The proliferation of computational problems involving massive data sets has necessitated the design of computational paradigms that model the extra constraints placed on systems processing very large inputs. Among these algorithmic paradigms, the pass-efficient model captures the constraints that the input may be much too large to fit in main memory for processing, and that system performance is optimized by sequential access to the data in storage. Thus, in the pass-efficient model of computation, an algorithm may make a constant number of sequential passes over read-only input while using a small amount of random access memory. The resources to be optimized are memory, number of passes, and per element processing time. We give pass-efficient algorithms for clustering and finding structure in large amounts of data. Our algorithms have the property that the number of passes allotted is an input parameter to the algorithm. We answer questions regarding the intrinsic tradeoffs between the number of passes used by a pass-efficient algorithm and the amount of random access memory required. Our algorithms use adaptive sampling techniques that are quite general and can be used to solve many massive data set problems. The first family of clustering problems that we consider is learning mixtures of distributions. In these problems, we are given samples drawn according to a probability distribution known as a mixture of distributions, and must reconstruct the density function of the original mixture. Our algorithms show tradeoffs between the number of passes and the amount of memory required: if the algorithm makes a few extra passes, the amount of memory required drops off sharply.
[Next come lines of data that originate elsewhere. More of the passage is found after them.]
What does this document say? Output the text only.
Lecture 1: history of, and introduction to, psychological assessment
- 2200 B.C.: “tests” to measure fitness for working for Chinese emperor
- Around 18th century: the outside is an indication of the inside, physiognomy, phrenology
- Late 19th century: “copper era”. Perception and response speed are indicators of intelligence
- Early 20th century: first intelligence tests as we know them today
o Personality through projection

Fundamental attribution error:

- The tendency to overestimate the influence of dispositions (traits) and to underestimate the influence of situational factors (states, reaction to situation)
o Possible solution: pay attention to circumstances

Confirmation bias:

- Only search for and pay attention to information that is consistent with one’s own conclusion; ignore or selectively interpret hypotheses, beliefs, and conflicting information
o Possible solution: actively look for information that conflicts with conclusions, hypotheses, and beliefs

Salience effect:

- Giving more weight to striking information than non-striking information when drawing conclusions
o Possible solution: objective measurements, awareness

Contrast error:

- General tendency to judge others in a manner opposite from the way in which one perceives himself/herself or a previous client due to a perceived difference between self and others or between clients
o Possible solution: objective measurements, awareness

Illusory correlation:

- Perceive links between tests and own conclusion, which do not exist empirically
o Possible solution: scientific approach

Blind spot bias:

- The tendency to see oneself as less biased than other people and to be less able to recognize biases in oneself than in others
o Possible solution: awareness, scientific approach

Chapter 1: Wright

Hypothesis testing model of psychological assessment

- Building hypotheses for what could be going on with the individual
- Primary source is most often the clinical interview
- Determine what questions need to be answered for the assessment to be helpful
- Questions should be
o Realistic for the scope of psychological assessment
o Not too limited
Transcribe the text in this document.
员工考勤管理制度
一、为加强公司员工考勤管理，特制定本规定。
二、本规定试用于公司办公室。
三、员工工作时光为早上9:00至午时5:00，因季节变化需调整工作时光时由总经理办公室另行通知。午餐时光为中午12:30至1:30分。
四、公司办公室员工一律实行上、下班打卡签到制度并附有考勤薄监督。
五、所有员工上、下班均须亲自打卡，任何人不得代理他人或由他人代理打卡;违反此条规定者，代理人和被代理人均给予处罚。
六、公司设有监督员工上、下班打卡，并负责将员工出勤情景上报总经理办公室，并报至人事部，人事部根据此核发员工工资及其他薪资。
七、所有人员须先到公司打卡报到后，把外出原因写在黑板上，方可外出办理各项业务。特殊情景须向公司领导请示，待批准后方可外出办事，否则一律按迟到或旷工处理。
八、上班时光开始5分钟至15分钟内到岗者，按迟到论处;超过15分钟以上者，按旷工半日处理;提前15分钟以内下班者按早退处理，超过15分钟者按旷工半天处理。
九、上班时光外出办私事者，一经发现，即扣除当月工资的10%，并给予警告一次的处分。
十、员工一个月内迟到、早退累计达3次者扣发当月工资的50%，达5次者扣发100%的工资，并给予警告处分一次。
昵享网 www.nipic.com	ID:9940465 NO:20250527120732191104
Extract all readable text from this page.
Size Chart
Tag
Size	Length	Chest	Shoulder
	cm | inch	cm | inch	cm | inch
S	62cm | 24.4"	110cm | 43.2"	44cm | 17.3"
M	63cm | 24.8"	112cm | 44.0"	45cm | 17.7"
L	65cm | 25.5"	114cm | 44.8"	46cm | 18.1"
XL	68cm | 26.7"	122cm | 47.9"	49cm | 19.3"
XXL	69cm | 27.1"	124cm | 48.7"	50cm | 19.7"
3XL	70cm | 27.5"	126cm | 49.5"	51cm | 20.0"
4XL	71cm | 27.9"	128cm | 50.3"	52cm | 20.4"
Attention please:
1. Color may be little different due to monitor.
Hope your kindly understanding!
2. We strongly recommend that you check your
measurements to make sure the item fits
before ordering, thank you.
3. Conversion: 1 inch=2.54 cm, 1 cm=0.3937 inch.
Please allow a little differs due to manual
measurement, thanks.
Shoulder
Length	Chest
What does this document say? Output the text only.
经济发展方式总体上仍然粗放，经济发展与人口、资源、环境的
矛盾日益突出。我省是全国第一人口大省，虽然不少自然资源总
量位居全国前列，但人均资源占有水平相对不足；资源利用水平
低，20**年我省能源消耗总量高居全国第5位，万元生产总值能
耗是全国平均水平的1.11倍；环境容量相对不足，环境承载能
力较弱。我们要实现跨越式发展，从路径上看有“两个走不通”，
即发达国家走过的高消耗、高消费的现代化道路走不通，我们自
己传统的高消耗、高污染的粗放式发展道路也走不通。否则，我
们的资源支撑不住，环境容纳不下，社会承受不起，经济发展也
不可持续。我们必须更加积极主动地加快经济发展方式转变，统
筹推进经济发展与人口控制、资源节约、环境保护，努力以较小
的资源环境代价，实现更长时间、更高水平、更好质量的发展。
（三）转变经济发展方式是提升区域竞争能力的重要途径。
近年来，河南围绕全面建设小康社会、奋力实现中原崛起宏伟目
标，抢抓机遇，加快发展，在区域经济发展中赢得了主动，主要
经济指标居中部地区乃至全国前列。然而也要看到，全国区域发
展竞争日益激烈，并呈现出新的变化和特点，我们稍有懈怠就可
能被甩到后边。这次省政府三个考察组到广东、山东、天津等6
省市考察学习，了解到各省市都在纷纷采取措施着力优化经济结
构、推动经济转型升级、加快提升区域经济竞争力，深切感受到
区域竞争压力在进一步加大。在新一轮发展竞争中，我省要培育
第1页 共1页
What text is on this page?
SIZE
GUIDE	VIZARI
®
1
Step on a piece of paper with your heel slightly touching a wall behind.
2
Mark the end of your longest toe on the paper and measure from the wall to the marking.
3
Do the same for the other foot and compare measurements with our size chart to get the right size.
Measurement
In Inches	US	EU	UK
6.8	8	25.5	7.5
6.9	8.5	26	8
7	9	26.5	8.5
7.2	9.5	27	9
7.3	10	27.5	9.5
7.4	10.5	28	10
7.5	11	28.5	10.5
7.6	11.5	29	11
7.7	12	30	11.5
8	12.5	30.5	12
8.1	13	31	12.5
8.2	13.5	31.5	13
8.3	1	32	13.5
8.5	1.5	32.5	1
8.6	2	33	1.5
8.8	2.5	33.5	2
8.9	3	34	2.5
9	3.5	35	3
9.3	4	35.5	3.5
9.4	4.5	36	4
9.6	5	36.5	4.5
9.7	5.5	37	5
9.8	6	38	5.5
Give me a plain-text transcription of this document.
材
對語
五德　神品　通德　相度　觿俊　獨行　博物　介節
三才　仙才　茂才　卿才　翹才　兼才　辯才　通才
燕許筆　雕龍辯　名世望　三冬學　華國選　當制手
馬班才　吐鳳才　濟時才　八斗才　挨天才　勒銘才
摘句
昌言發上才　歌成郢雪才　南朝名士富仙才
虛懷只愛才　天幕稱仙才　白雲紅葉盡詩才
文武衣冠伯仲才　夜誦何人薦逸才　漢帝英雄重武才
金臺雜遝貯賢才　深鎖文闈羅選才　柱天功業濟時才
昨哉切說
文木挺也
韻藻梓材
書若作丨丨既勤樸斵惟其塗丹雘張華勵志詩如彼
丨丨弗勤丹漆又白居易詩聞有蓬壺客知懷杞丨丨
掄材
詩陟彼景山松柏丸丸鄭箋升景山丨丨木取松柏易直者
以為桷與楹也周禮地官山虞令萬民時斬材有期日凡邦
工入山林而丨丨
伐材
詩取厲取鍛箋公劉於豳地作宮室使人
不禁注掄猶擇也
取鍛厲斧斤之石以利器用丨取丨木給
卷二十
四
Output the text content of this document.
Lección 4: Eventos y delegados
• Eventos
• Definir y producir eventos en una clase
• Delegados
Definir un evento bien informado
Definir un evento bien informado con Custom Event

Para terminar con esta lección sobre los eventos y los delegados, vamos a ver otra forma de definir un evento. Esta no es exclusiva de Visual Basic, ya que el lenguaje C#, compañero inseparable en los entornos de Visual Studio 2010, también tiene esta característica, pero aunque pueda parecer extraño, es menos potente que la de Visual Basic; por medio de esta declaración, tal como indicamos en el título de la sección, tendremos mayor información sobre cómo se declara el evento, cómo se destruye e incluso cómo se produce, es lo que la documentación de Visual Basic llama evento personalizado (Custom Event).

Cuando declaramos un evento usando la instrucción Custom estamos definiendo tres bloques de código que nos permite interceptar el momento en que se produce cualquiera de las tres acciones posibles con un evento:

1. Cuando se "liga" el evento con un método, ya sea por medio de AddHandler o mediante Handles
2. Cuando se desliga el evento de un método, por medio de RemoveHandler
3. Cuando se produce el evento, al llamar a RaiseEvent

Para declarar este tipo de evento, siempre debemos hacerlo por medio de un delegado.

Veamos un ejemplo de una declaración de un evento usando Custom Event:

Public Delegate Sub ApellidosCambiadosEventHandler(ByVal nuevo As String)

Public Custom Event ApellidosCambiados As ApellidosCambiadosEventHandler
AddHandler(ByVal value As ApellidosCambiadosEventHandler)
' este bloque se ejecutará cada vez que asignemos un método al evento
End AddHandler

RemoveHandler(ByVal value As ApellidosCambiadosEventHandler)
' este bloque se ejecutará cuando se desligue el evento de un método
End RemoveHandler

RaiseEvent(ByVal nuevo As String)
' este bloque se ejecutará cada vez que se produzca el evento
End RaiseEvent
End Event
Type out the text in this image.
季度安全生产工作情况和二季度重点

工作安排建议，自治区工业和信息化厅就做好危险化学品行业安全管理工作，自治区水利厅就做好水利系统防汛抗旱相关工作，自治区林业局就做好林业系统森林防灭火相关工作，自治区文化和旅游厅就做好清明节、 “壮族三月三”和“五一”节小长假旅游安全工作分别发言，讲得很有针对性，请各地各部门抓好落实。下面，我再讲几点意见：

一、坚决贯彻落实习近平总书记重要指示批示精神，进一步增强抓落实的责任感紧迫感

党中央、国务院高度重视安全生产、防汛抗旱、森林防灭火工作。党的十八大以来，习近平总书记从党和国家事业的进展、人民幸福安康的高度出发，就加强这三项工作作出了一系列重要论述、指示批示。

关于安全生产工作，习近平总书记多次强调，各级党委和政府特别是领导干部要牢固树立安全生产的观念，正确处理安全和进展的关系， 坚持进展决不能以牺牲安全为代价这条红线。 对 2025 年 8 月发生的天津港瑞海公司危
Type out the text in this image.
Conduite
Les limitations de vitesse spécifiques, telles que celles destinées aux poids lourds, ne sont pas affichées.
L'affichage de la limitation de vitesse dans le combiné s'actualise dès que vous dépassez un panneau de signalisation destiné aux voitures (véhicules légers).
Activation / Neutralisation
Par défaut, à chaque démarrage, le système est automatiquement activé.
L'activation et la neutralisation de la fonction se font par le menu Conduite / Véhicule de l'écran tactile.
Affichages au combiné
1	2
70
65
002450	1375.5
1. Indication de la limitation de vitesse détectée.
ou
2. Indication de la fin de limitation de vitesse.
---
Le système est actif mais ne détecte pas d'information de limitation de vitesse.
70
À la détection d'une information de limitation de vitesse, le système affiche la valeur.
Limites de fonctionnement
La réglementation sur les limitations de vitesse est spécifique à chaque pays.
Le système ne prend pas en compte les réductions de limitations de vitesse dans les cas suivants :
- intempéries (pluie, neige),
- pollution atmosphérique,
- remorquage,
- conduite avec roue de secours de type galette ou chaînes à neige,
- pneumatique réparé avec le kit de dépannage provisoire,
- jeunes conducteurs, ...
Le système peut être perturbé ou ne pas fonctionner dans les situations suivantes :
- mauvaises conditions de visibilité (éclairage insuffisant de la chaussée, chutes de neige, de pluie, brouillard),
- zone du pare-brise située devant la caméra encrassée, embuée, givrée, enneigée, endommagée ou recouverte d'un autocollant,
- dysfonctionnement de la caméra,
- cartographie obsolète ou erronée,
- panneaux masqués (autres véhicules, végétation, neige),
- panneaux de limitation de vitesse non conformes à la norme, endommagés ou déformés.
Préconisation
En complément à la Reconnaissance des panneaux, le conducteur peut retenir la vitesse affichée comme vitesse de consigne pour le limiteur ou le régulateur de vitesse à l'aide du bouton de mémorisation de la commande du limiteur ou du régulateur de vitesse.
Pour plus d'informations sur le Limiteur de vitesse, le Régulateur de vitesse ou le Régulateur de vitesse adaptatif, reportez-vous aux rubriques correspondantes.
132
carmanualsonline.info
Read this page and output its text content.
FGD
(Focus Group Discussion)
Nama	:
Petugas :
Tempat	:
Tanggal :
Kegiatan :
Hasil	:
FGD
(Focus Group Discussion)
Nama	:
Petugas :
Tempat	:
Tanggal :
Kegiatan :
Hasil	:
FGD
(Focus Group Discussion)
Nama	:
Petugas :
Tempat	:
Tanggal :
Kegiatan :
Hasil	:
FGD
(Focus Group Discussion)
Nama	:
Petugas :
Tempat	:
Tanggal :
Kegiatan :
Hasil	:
We also prove lower bounds on the amount of memory needed by any L-pass randomized algorithm, thus showing that our tradeoff is nearly tight. The second family of clustering problems that we consider is the combinatorial optimization problem of facility location and related problems. Our pass-efficient algorithms for this problem exhibit the same sharp tradeoffs as our algorithm for learning mixtures of distributions. We also give clustering algorithms that are not in the streaming model for partitioning a graph to approximately minimize certain natural objective functions.